On December 1 we blogged the story of Taneka Talley, an employee of the Dollar Tree stores who was stabbed to death at work by a deranged racist. We believed that Talley's death was compensable under workers comp, as she died at work, performing her job (she was stocking shelves at the time of the assault). Dollar Tree's TPA denied the claim under the theory that the death was not work related because the killer was motivated solely by Talley's race (she was African American). A few of our readers agreed with the denial.
This was no personal dispute. Talley and her assailant had no prior relationship. She died because she was in the wrong place at the wrong time. If she had been stabbed on the street, there would be no workers comp claim. But she died while working, so in our view her orphaned son is entitled to benefits.
Dollar Tree's mission statement refers specifically to the importance of good judgment: "Do the right thing for the right reasons." Well, Dollar Tree has now agreed to pay the full amount allowed by California workers comp for death benefits. The company's statement asserts that it was acting voluntarily because "we feel this is the right thing to do." Mission accomplished!
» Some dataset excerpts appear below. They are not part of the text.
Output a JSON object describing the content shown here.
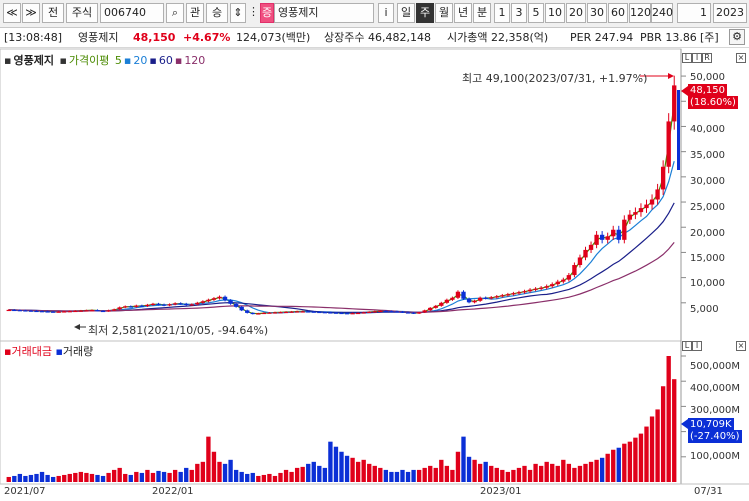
{
  "toolbar": {
    "nav": [
      "≪",
      "≫"
    ],
    "jeon": "전",
    "type": "주식",
    "code": "006740",
    "search_icon": "⌕",
    "gwan": "관",
    "updown": "승",
    "stock_badge": "증",
    "stock_name": "영풍제지",
    "info_btn": "i",
    "periods": [
      "일",
      "주",
      "월",
      "년",
      "분"
    ],
    "selected_period": "주",
    "minutes": [
      "1",
      "3",
      "5",
      "10",
      "20",
      "30",
      "60",
      "120",
      "240"
    ],
    "count": "1",
    "date": "2023"
  },
  "info": {
    "time": "[13:08:48]",
    "name": "영풍제지",
    "price": "48,150",
    "change": "+4.67%",
    "amount": "124,073(백만)",
    "shares": "상장주수 46,482,148",
    "mktcap": "시가총액 22,358(억)",
    "per": "PER 247.94",
    "pbr": "PBR 13.86",
    "board": "[주]"
  },
  "legend": {
    "name": "영풍제지",
    "ma_label": "가격이평",
    "ma": [
      "5",
      "20",
      "60",
      "120"
    ],
    "colors": {
      "ma5": "#4a8a00",
      "ma20": "#1b7fd6",
      "ma60": "#1a1f8a",
      "ma120": "#8a2f6a",
      "up": "#e0001a",
      "down": "#0b2fd6"
    }
  },
  "annotations": {
    "high": "최고 49,100(2023/07/31, +1.97%)",
    "low": "최저 2,581(2021/10/05, -94.64%)",
    "price_tag": "48,150",
    "price_pct": "(18.60%)",
    "vol_tag": "10,709K",
    "vol_pct": "(-27.40%)"
  },
  "price_axis": [
    "50,000",
    "45,000",
    "40,000",
    "35,000",
    "30,000",
    "25,000",
    "20,000",
    "15,000",
    "10,000",
    "5,000"
  ],
  "volume_axis": [
    "500,000M",
    "400,000M",
    "300,000M",
    "200,000M",
    "100,000M"
  ],
  "xaxis": [
    "2021/07",
    "2022/01",
    "2023/01",
    "07/31"
  ],
  "volume_legend": [
    "거래대금",
    "거래량"
  ],
  "chart_data": {
    "type": "candlestick",
    "title": "영풍제지",
    "price_high": 49100,
    "price_low": 2581,
    "last": 48150,
    "closes": [
      3600,
      3550,
      3500,
      3450,
      3400,
      3350,
      3300,
      3250,
      3200,
      3250,
      3300,
      3350,
      3400,
      3450,
      3500,
      3550,
      3400,
      3350,
      3500,
      3700,
      4100,
      4300,
      4200,
      4450,
      4350,
      4600,
      4800,
      4650,
      4500,
      4700,
      4900,
      4800,
      4600,
      4700,
      5000,
      5300,
      5600,
      5900,
      6200,
      5500,
      4800,
      4200,
      3500,
      3000,
      2800,
      2900,
      3000,
      3050,
      3100,
      3150,
      3200,
      3250,
      3300,
      3300,
      3250,
      3200,
      3150,
      3100,
      3050,
      3000,
      2950,
      2900,
      2950,
      3000,
      3100,
      3200,
      3300,
      3400,
      3350,
      3300,
      3250,
      3100,
      3050,
      2900,
      3100,
      3500,
      4000,
      4400,
      5000,
      5600,
      6000,
      7200,
      5800,
      5100,
      5400,
      6000,
      5900,
      6100,
      6300,
      6500,
      6700,
      6900,
      7100,
      7300,
      7600,
      7800,
      8000,
      8300,
      8700,
      9200,
      9600,
      10500,
      12500,
      14000,
      15500,
      16500,
      18500,
      17500,
      18200,
      19500,
      17500,
      21500,
      22500,
      23000,
      23800,
      24500,
      25500,
      27500,
      32000,
      41000,
      48150
    ],
    "volumes": [
      5,
      6,
      8,
      6,
      7,
      8,
      10,
      7,
      5,
      6,
      7,
      8,
      9,
      10,
      9,
      8,
      7,
      6,
      9,
      12,
      14,
      8,
      7,
      10,
      9,
      12,
      9,
      11,
      10,
      9,
      12,
      10,
      14,
      12,
      18,
      20,
      45,
      30,
      20,
      18,
      22,
      12,
      10,
      8,
      9,
      6,
      7,
      8,
      6,
      9,
      12,
      10,
      14,
      15,
      18,
      20,
      16,
      14,
      40,
      35,
      30,
      26,
      24,
      20,
      22,
      18,
      16,
      14,
      12,
      10,
      10,
      12,
      10,
      12,
      12,
      14,
      16,
      14,
      22,
      16,
      12,
      30,
      45,
      25,
      22,
      18,
      20,
      16,
      14,
      12,
      10,
      12,
      14,
      16,
      12,
      18,
      16,
      20,
      18,
      16,
      22,
      18,
      14,
      16,
      18,
      20,
      22,
      24,
      28,
      32,
      34,
      38,
      40,
      44,
      48,
      55,
      65,
      72,
      95,
      125,
      102
    ],
    "series": [
      {
        "name": "거래대금"
      },
      {
        "name": "거래량"
      }
    ]
  }
}
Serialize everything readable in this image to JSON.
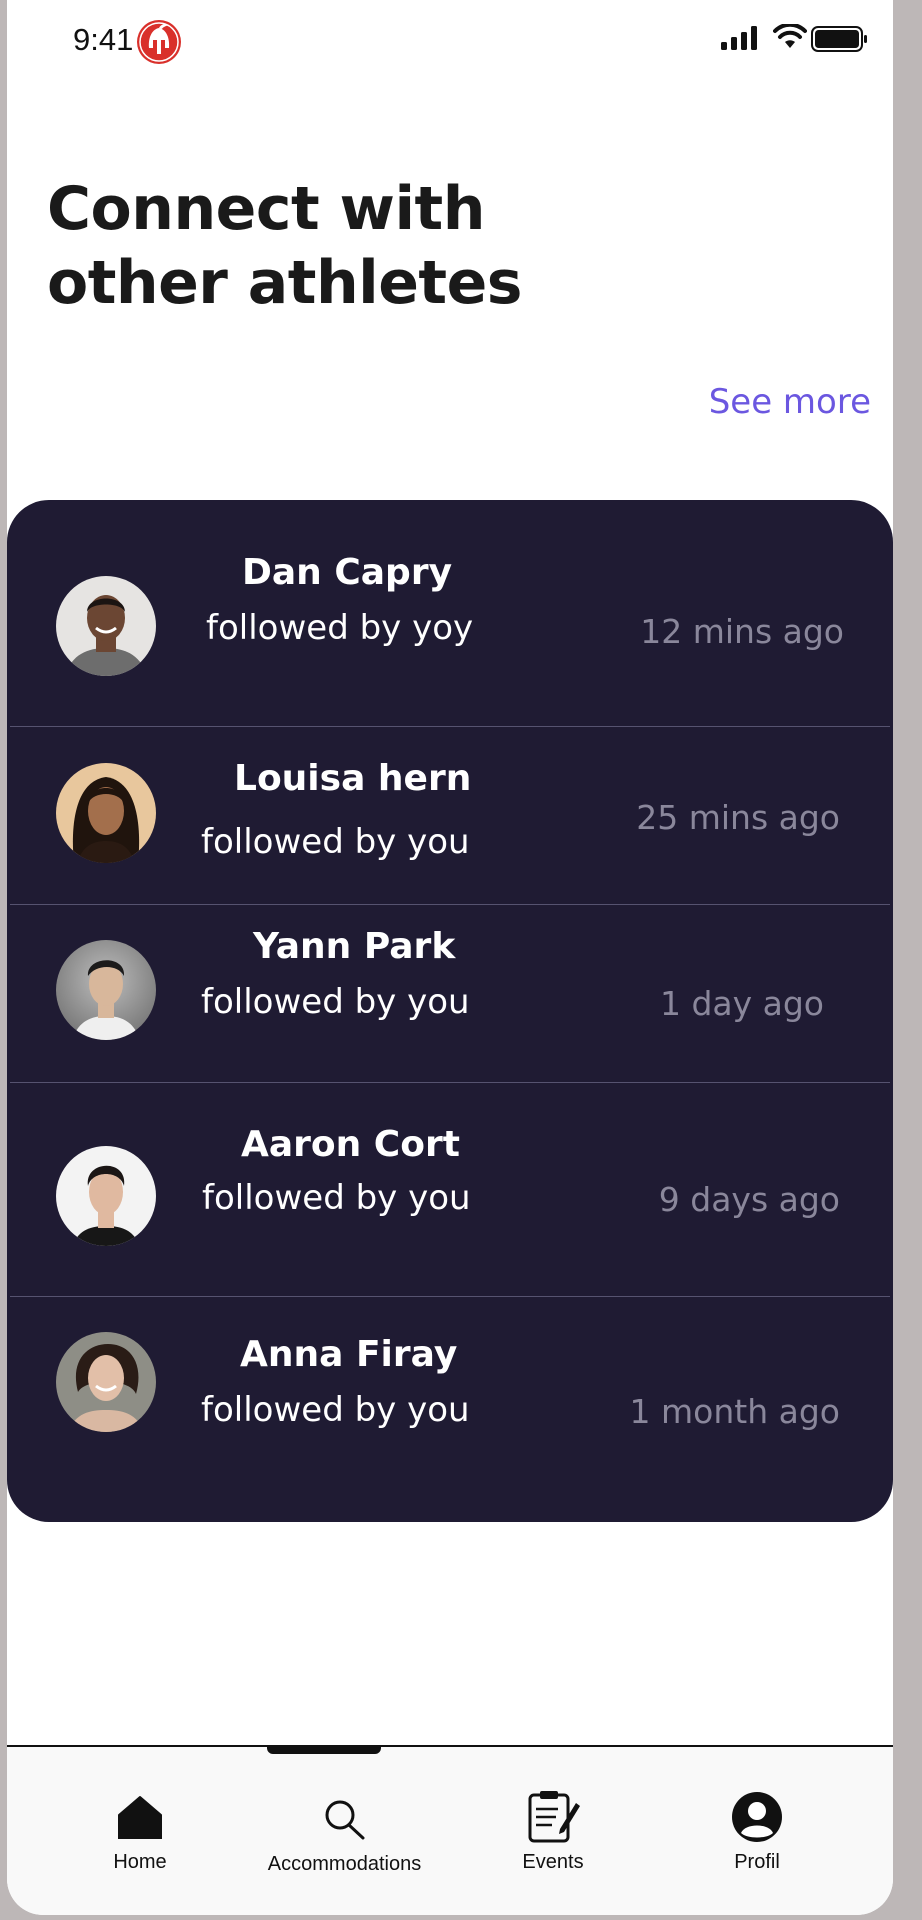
{
  "status_bar": {
    "time": "9:41"
  },
  "header": {
    "title_line1": "Connect with",
    "title_line2": "other athletes",
    "see_more": "See more"
  },
  "athletes": [
    {
      "name": "Dan Capry",
      "status": "followed by yoy",
      "time": "12 mins ago",
      "avatar_bg": "#e6e4e2",
      "skin": "#6b4633",
      "hair": "#1b1412",
      "shirt": "#6d6d6d"
    },
    {
      "name": "Louisa hern",
      "status": "followed by you",
      "time": "25 mins ago",
      "avatar_bg": "#e8c79d",
      "skin": "#a36f4c",
      "hair": "#20140d",
      "shirt": "#2a1a12"
    },
    {
      "name": "Yann Park",
      "status": "followed by you",
      "time": "1 day ago",
      "avatar_bg": "#8a8a8a",
      "skin": "#d8b79b",
      "hair": "#1c1b1b",
      "shirt": "#efefef"
    },
    {
      "name": "Aaron Cort",
      "status": "followed by you",
      "time": "9 days ago",
      "avatar_bg": "#f3f3f3",
      "skin": "#e0b9a0",
      "hair": "#1b1615",
      "shirt": "#171717"
    },
    {
      "name": "Anna Firay",
      "status": "followed by you",
      "time": "1 month ago",
      "avatar_bg": "#8e8e86",
      "skin": "#e2bfa8",
      "hair": "#2a1c16",
      "shirt": "#d9b8a2"
    }
  ],
  "nav": {
    "home": "Home",
    "accommodations": "Accommodations",
    "events": "Events",
    "profile": "Profil"
  },
  "colors": {
    "card_bg": "#1f1b33",
    "accent": "#6b57e0",
    "time_text": "#8a879b",
    "logo_red": "#d9302b"
  },
  "icons": {
    "logo": "spartan-helmet-icon",
    "home": "home-icon",
    "accommodations": "search-icon",
    "events": "clipboard-icon",
    "profile": "user-circle-icon"
  }
}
In this emotion-laden situation, a literal and nit-picking interpretation of the law is simply not in the company's best interests. To be sure, a case for denial can be made. They might even prevail in workers comp court (we doubt it), but Dollar Tree had much to lose in the court of public opinion. Some customers had called for a nationwide boycott and protesters picketed the Fairfield store where Talley died. With this agreement to pay the claim in full, Dollar Tree ends a public relations nightmare and preserves its standing in the community. Dimes to dollars, that's money well spent.